La Colombie-Britannique, dans l'Ouest, a annoncé que 2023 était sa saison des feux la plus coûteuse, engendrant un déficit supplémentaire pour la province de 2,5 milliards de dollars canadiens (1,7 milliard d'euros).
vajo avec afp
Forêt boréale menacée
Plus de feuilles sur les branches, des troncs noircis et des racines carbonisées: dans une de ces forêts d'épinettes noires, les reines de la forêt boréale, seules quelques touffes de mousse ont résisté à l'assaut des flammes du mois de juin.

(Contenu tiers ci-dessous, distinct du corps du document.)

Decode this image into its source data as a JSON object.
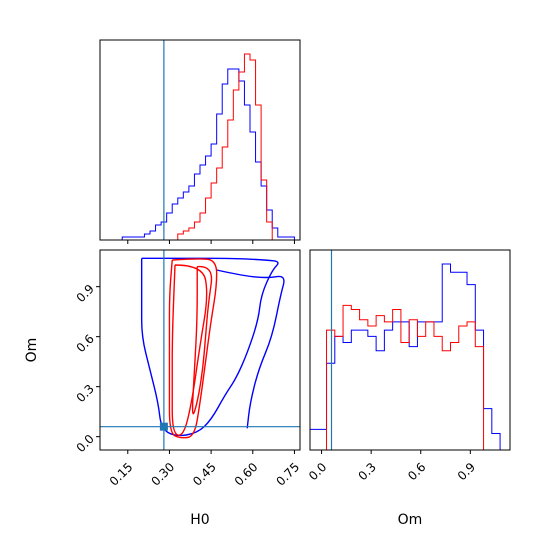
{
  "chart_data": {
    "type": "corner",
    "parameters": [
      "H0",
      "Om"
    ],
    "truth": {
      "H0": 0.28,
      "Om": 0.06
    },
    "series_colors": {
      "series_blue": "#0000ff",
      "series_red": "#ff0000",
      "truth": "#1f77b4"
    },
    "panels": [
      {
        "id": "hist-H0",
        "type": "histogram",
        "xlim": [
          0.05,
          0.77
        ],
        "bins": [
          0.05,
          0.07,
          0.09,
          0.11,
          0.13,
          0.15,
          0.17,
          0.19,
          0.21,
          0.23,
          0.25,
          0.27,
          0.29,
          0.31,
          0.33,
          0.35,
          0.37,
          0.39,
          0.41,
          0.43,
          0.45,
          0.47,
          0.49,
          0.51,
          0.53,
          0.55,
          0.57,
          0.59,
          0.61,
          0.63,
          0.65,
          0.67,
          0.69,
          0.71,
          0.73,
          0.75,
          0.77
        ],
        "series": [
          {
            "color": "#0000ff",
            "counts": [
              0,
              0,
              0,
              0,
              1,
              1,
              1,
              1,
              2,
              3,
              5,
              6,
              9,
              12,
              14,
              16,
              18,
              22,
              25,
              28,
              32,
              42,
              52,
              57,
              57,
              53,
              45,
              36,
              26,
              18,
              10,
              4,
              1,
              1,
              1,
              0
            ]
          },
          {
            "color": "#ff0000",
            "counts": [
              0,
              0,
              0,
              0,
              0,
              0,
              0,
              0,
              0,
              0,
              0,
              0,
              0,
              0,
              2,
              3,
              4,
              6,
              9,
              14,
              19,
              24,
              31,
              40,
              50,
              56,
              62,
              60,
              45,
              20,
              6,
              0,
              0,
              0,
              0,
              0
            ]
          }
        ]
      },
      {
        "id": "hist-Om",
        "type": "histogram",
        "xlim": [
          -0.07,
          1.14
        ],
        "bins": [
          -0.07,
          -0.02,
          0.03,
          0.08,
          0.13,
          0.18,
          0.23,
          0.28,
          0.33,
          0.38,
          0.43,
          0.48,
          0.53,
          0.58,
          0.63,
          0.68,
          0.73,
          0.78,
          0.83,
          0.88,
          0.93,
          0.98,
          1.03,
          1.08,
          1.13
        ],
        "series": [
          {
            "color": "#0000ff",
            "counts": [
              0.1,
              0.1,
              0.42,
              0.55,
              0.52,
              0.58,
              0.58,
              0.55,
              0.48,
              0.58,
              0.62,
              0.62,
              0.5,
              0.62,
              0.62,
              0.62,
              0.9,
              0.86,
              0.86,
              0.8,
              0.58,
              0.2,
              0.08,
              0
            ]
          },
          {
            "color": "#ff0000",
            "counts": [
              0,
              0,
              0.58,
              0.55,
              0.7,
              0.68,
              0.63,
              0.6,
              0.65,
              0.62,
              0.68,
              0.52,
              0.63,
              0.55,
              0.62,
              0.55,
              0.48,
              0.52,
              0.6,
              0.62,
              0.5,
              0,
              0,
              0
            ]
          }
        ]
      },
      {
        "id": "contour-H0-Om",
        "type": "contour",
        "xlim": [
          0.05,
          0.77
        ],
        "ylim": [
          -0.08,
          1.12
        ],
        "contours": [
          {
            "color": "#0000ff",
            "level": "outer",
            "points": [
              [
                0.2,
                1.07
              ],
              [
                0.35,
                1.07
              ],
              [
                0.53,
                1.07
              ],
              [
                0.65,
                1.06
              ],
              [
                0.7,
                1.05
              ],
              [
                0.67,
                1.0
              ],
              [
                0.63,
                0.85
              ],
              [
                0.62,
                0.7
              ],
              [
                0.58,
                0.5
              ],
              [
                0.54,
                0.35
              ],
              [
                0.5,
                0.25
              ],
              [
                0.45,
                0.1
              ],
              [
                0.4,
                0.02
              ],
              [
                0.32,
                0.0
              ],
              [
                0.27,
                0.05
              ],
              [
                0.26,
                0.2
              ],
              [
                0.23,
                0.4
              ],
              [
                0.2,
                0.6
              ],
              [
                0.2,
                0.8
              ],
              [
                0.2,
                0.95
              ],
              [
                0.2,
                1.07
              ]
            ]
          },
          {
            "color": "#0000ff",
            "level": "right-arm",
            "points": [
              [
                0.47,
                1.0
              ],
              [
                0.55,
                0.97
              ],
              [
                0.65,
                0.95
              ],
              [
                0.72,
                0.97
              ],
              [
                0.7,
                0.85
              ],
              [
                0.67,
                0.6
              ],
              [
                0.62,
                0.4
              ],
              [
                0.59,
                0.2
              ],
              [
                0.58,
                0.05
              ]
            ]
          },
          {
            "color": "#ff0000",
            "level": "outer",
            "points": [
              [
                0.31,
                1.06
              ],
              [
                0.4,
                1.07
              ],
              [
                0.47,
                1.06
              ],
              [
                0.47,
                0.9
              ],
              [
                0.45,
                0.7
              ],
              [
                0.43,
                0.45
              ],
              [
                0.41,
                0.2
              ],
              [
                0.39,
                0.0
              ],
              [
                0.34,
                -0.01
              ],
              [
                0.3,
                0.02
              ],
              [
                0.3,
                0.3
              ],
              [
                0.3,
                0.6
              ],
              [
                0.3,
                0.85
              ],
              [
                0.31,
                1.06
              ]
            ]
          },
          {
            "color": "#ff0000",
            "level": "inner",
            "points": [
              [
                0.32,
                1.03
              ],
              [
                0.42,
                1.03
              ],
              [
                0.44,
                0.85
              ],
              [
                0.41,
                0.55
              ],
              [
                0.38,
                0.2
              ],
              [
                0.35,
                0.0
              ],
              [
                0.31,
                0.02
              ],
              [
                0.31,
                0.3
              ],
              [
                0.31,
                0.6
              ],
              [
                0.32,
                1.03
              ]
            ]
          },
          {
            "color": "#ff0000",
            "level": "core",
            "points": [
              [
                0.4,
                1.02
              ],
              [
                0.46,
                1.03
              ],
              [
                0.44,
                0.8
              ],
              [
                0.43,
                0.6
              ],
              [
                0.42,
                0.4
              ],
              [
                0.4,
                0.2
              ],
              [
                0.38,
                0.1
              ],
              [
                0.39,
                0.4
              ],
              [
                0.4,
                0.7
              ],
              [
                0.4,
                1.02
              ]
            ]
          }
        ],
        "truth_point": [
          0.28,
          0.06
        ]
      }
    ],
    "x_ticks_H0": [
      "0.15",
      "0.30",
      "0.45",
      "0.60",
      "0.75"
    ],
    "y_ticks_Om": [
      "0.0",
      "0.3",
      "0.6",
      "0.9"
    ],
    "x_ticks_Om": [
      "0.0",
      "0.3",
      "0.6",
      "0.9"
    ],
    "xlabel_left": "H0",
    "xlabel_right": "Om",
    "ylabel": "Om"
  }
}
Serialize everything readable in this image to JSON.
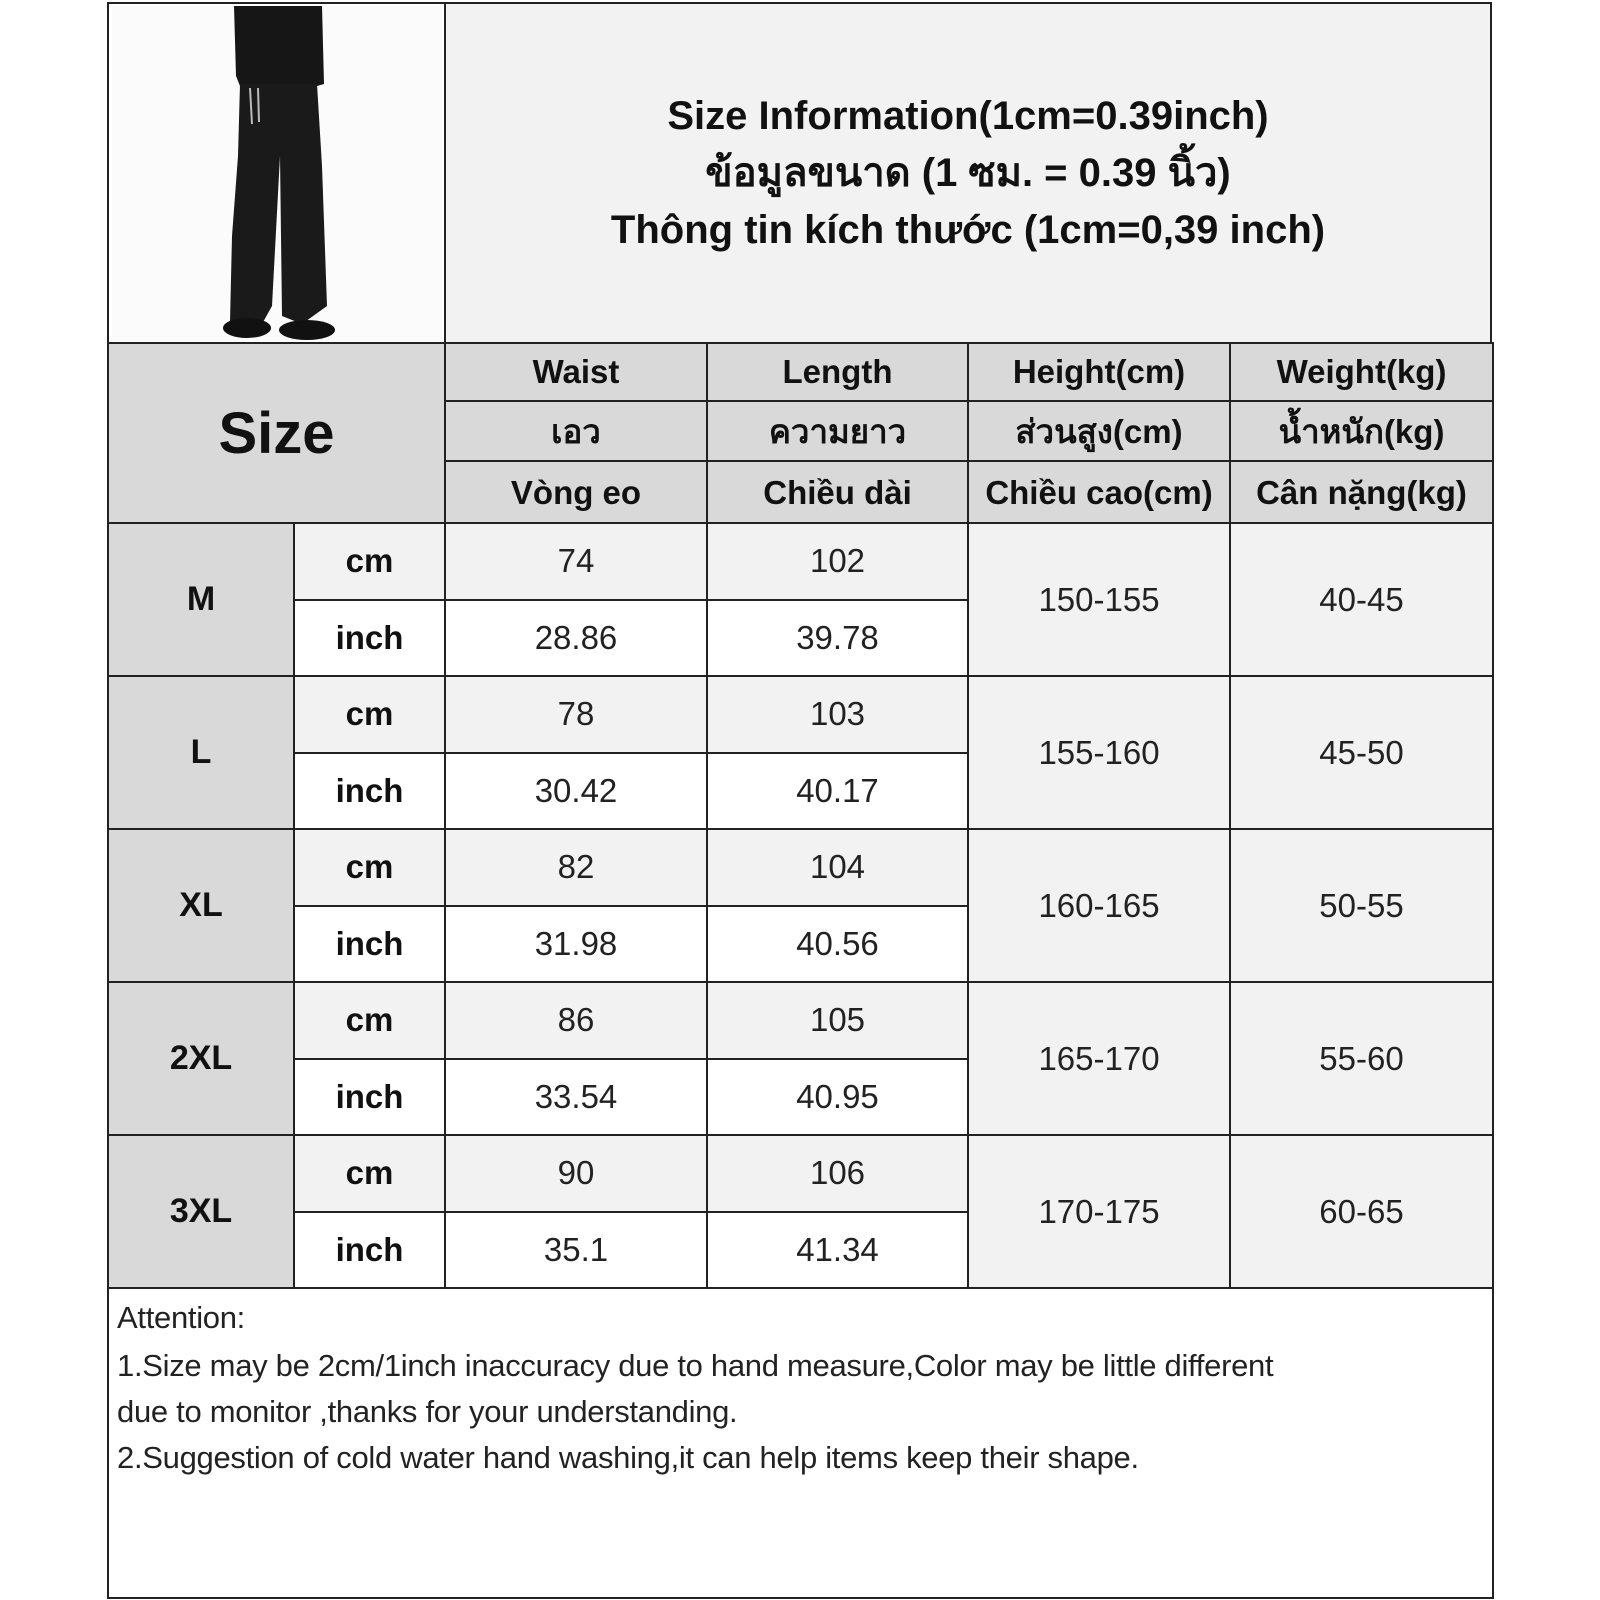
{
  "title": {
    "line_en": "Size Information(1cm=0.39inch)",
    "line_th": "ข้อมูลขนาด (1 ซม. = 0.39 นิ้ว)",
    "line_vi": "Thông tin kích thước (1cm=0,39 inch)"
  },
  "header": {
    "size_label": "Size",
    "columns": [
      {
        "en": "Waist",
        "th": "เอว",
        "vi": "Vòng eo"
      },
      {
        "en": "Length",
        "th": "ความยาว",
        "vi": "Chiều dài"
      },
      {
        "en": "Height(cm)",
        "th": "ส่วนสูง(cm)",
        "vi": "Chiều cao(cm)"
      },
      {
        "en": "Weight(kg)",
        "th": "น้ำหนัก(kg)",
        "vi": "Cân nặng(kg)"
      }
    ]
  },
  "units": {
    "cm": "cm",
    "inch": "inch"
  },
  "rows": [
    {
      "size": "M",
      "waist_cm": "74",
      "length_cm": "102",
      "waist_in": "28.86",
      "length_in": "39.78",
      "height": "150-155",
      "weight": "40-45"
    },
    {
      "size": "L",
      "waist_cm": "78",
      "length_cm": "103",
      "waist_in": "30.42",
      "length_in": "40.17",
      "height": "155-160",
      "weight": "45-50"
    },
    {
      "size": "XL",
      "waist_cm": "82",
      "length_cm": "104",
      "waist_in": "31.98",
      "length_in": "40.56",
      "height": "160-165",
      "weight": "50-55"
    },
    {
      "size": "2XL",
      "waist_cm": "86",
      "length_cm": "105",
      "waist_in": "33.54",
      "length_in": "40.95",
      "height": "165-170",
      "weight": "55-60"
    },
    {
      "size": "3XL",
      "waist_cm": "90",
      "length_cm": "106",
      "waist_in": "35.1",
      "length_in": "41.34",
      "height": "170-175",
      "weight": "60-65"
    }
  ],
  "attention": {
    "heading": "Attention:",
    "line1": "1.Size may be 2cm/1inch inaccuracy due to hand measure,Color may be little different",
    "line2": "due to monitor ,thanks for your understanding.",
    "line3": "2.Suggestion of cold water hand washing,it can help items keep their shape."
  },
  "colors": {
    "header_bg": "#d9d9d9",
    "cell_gray": "#f2f2f2",
    "border": "#222222"
  }
}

"Il y a peu de chances que cette forêt puisse se régénérer, les arbres sont trop jeunes pour avoir eu le temps de former des cônes qui assurent la génération suivante", estime Maxence Martin, professeur en écologie forestière à l'Université du Québec en Abitibi-Témiscamingue.
Face à ce bilan alarmant et "si on continue sur la tendance actuelle, d'ici 2100, c'est probablement un tiers de la forêt boréale que l'on aura perdu au Québec", ajoute ce passionné, en slalomant au milieu des jeunes repousses vertes qui apparaissent sur le sol brûlé.
Pourtant cet anneau de verdure, la plus vaste étendue sauvage au monde, qui encercle l'Arctique - du Canada en passant par l'Alaska, la Sibérie et le nord de l'Europe - est vital pour l'avenir de la planète.
Les feux y sont alimentés par des conditions plus sèches et chaudes, causées par le changement climatique. Et en relâchant du gaz à effet de serre dans l'atmosphère, ces incendies contribuent en retour au réchauffement de la planète, en un cercle vicieux.
Autre particularité de cette forêt du nord: elle libère 10 à 20 fois plus de carbone par unité de zone brûlée que d'autres écosystèmes.